In the 1930s, while selling antiques in his Kingston shop, Fred Johnston often stopped to admire the Van Leuven Mansion, a dignified Federal Era town house that stood on the corner of Main and Wall Streets. The building’s classic lines and historical lineage so impressed the 27-year-old, self-taught antiques dealer that he was determined to save it from demolition. In 1938, when the clapboard house was scheduled to be razed and replaced with a Standard Oil gas station, Johnston scraped together $6,000 for the asking price. Today, the Van Leuven Mansion, now known as the Johnston House, still stands on the same corner, as a museum that celebrates Americana, historic preservation, and Kingston’s history.
By purchasing the house, Johnston saved more than the structure. He helped preserve the integrity of Kingston’s Stockade District — a neighborhood rich in 18th century stone houses, gothic bungalows and Victorian homes. To Johnston it seemed more fitting that a historic home — rather than a gas station — stand across from the Old Dutch Church graveyard, the resting place of George Clinton, who served as vice president under Jefferson and Madison. For a man who appreciated history, it was preferable that a historic home stand two streets from the Senate House, where defiant colonists drafted the first New York State Constitution.
Johnston knew that the site’s history predated the Revolutionary War, as the plot appears on a 17th century map of the Kingston — then named Wiltwyck — settlement. A merchant named Elias Hasbrouck owned the plot just before the war. While serving as Captain of the Rangers with General Richard Montgomery in the failed invasion of Canada, Hasbrouck’s home was torched by British troops. Rather than rebuild, he moved to Woodstock Village to try farming.
With its proximity to the Ulster County Courthouse, Hasbrouck’s lot was the ideal location for an attorney, so John Sudam built a home there in 1812. Attracting attention for his brilliant courtroom arguments, the 30-year-old attorney was eventually elected to political office. At the age of 41, Sudam was elected to the New York State Senate and served two terms. He also served as a Regent of the University of the State of New York, succeeded by his friend Washington Irving. Sudam entertained other notable friends in the house, including President Martin Van Buren and painter John Vanderlyn, whose portrait of Sudam hangs in the National Portrait Gallery.
Members of the Sudam family owned the house until the 1880s when the Van Leuven family bought it and lived there until 1938. After Johnston bought the house, he worked to restore it to its former Federal Era glory, stripping away subsequent renovations and re-creating authentic details, such as the breakfast room’s raised paneled woodwork. He salvaged a mantel for that room and a dining room chandelier from nearby homes headed for demolition and sought furnishings and decorations with a connection to the home’s history, including Vanderlyn sketches and chairs that reportedly belonged to Van Buren. When Johnson died in 1993, the home was given to the Friends of Historic Kingston (FHK), a preservation organization he helped create.

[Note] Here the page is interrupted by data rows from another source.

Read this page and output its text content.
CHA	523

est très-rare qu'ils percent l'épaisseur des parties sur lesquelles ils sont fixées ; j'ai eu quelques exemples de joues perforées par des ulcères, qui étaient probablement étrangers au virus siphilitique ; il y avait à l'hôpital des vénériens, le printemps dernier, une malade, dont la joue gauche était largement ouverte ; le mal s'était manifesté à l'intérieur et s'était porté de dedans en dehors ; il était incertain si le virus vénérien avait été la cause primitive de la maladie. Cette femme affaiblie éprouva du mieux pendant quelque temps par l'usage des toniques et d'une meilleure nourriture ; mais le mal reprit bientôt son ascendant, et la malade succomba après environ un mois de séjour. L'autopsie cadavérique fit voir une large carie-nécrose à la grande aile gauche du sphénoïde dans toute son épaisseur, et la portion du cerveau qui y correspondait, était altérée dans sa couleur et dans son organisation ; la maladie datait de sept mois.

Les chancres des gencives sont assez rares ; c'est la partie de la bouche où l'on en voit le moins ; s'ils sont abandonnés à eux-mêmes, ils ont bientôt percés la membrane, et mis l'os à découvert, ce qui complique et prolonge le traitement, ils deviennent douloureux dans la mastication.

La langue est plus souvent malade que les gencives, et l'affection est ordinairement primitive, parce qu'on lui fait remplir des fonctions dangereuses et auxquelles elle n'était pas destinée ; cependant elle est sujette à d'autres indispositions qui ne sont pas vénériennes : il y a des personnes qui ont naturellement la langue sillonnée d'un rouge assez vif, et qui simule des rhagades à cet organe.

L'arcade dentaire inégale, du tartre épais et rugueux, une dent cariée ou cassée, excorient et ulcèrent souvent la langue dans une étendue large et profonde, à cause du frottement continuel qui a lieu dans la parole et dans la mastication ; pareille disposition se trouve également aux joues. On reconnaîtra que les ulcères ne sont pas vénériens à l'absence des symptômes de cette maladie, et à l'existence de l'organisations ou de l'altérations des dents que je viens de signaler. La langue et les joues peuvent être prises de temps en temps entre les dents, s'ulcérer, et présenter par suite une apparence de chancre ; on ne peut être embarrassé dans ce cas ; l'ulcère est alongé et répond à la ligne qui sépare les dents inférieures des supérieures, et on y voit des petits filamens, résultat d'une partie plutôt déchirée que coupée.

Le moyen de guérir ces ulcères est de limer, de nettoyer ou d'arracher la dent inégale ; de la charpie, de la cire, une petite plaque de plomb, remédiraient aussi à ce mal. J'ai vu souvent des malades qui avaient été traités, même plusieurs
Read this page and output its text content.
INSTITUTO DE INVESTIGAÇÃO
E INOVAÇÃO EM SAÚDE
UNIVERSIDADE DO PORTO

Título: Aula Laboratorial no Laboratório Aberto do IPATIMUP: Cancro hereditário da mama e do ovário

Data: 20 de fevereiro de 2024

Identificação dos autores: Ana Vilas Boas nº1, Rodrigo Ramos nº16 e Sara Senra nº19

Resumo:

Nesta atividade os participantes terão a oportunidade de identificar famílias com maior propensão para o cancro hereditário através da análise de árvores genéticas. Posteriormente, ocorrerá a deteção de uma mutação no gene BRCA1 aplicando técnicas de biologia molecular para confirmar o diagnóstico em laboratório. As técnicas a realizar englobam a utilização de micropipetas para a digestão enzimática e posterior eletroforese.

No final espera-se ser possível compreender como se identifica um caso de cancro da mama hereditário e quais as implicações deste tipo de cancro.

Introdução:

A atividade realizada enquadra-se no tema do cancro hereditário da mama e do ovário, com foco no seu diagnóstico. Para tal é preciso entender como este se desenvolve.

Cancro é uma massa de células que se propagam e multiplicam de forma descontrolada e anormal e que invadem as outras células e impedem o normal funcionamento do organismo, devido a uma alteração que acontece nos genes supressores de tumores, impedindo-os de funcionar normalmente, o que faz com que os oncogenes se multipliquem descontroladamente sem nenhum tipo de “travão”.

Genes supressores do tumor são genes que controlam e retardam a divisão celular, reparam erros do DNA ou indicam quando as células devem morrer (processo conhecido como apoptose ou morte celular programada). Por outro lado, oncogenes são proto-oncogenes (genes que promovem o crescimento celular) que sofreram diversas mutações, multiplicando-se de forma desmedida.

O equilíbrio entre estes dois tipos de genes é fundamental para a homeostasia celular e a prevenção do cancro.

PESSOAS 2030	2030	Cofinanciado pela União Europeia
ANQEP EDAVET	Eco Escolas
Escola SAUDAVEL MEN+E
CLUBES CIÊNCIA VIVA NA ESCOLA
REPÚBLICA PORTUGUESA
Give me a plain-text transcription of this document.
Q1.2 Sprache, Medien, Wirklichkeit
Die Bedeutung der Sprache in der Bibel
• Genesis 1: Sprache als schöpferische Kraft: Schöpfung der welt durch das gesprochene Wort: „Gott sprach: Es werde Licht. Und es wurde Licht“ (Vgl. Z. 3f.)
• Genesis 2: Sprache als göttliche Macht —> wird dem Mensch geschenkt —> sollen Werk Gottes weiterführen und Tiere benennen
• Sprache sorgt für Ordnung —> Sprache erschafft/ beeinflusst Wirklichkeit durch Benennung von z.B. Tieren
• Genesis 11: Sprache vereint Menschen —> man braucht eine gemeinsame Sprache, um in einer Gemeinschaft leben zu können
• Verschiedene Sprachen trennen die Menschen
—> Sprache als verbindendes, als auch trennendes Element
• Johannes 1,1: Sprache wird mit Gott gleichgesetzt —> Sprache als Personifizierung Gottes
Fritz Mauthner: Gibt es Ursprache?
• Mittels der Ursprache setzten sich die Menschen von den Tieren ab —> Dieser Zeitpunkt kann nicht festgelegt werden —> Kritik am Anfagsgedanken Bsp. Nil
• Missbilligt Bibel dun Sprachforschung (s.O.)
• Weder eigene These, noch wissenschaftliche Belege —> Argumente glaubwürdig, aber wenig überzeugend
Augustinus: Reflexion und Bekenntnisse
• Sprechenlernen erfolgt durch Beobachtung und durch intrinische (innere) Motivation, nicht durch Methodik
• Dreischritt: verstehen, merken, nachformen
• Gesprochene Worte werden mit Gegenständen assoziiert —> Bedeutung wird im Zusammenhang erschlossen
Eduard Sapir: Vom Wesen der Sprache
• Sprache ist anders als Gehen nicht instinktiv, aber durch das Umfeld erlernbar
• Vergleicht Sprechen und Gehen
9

“What’s unique about the Johnston House is the vision of the donor who was an ardent preservationist,” said Jane Kellar, FHK executive director. “Fred Johnston had a marvelous sense of history. And he left the building and his collections so that there would still be pride in this corner.”
As an antiques dealer, Johnston helped popularize early 17th to 19th century American furniture. He sold an exterior storefront to Henry Francis DuPont for Winterthur, which is shown on Winterthur estate tours today. Johnston and the wealthy horticulturist/collector became friends and exchanged over 800 letters.
“He traveled widely for business and found inspiration from historic homes and places, such as Colonial Williamsburg,” said Kellar. “His dealings with clients took him to many historic properties and reinforced the notion of how important preservation was.”
After saving his own home from demolition, Johnston helped save other Kingston buildings. In 1965, he joined a coalition of business leaders, architects, garden club members, and antique dealers to form Friends of Historic Kingston.
“They were aghast at the damage being done by urban renewal,” said Kellar.
Since then FHK has saved several endangered historic homes. To reinforce the importance of preservation, the organization gives guided tours of historic Kingston streets and the Johnston House from May through October. Johnston’s former warehouse now serves as a gallery space for exhibits focusing on Kingston’s past — from Hudson River paintings to the legacy of Kingston’s IBM presence.
“How many chances does a small town have to preserve a bit of history?” said Kellar. “What he did continues to make a significant difference in the streetscape of Kingston.”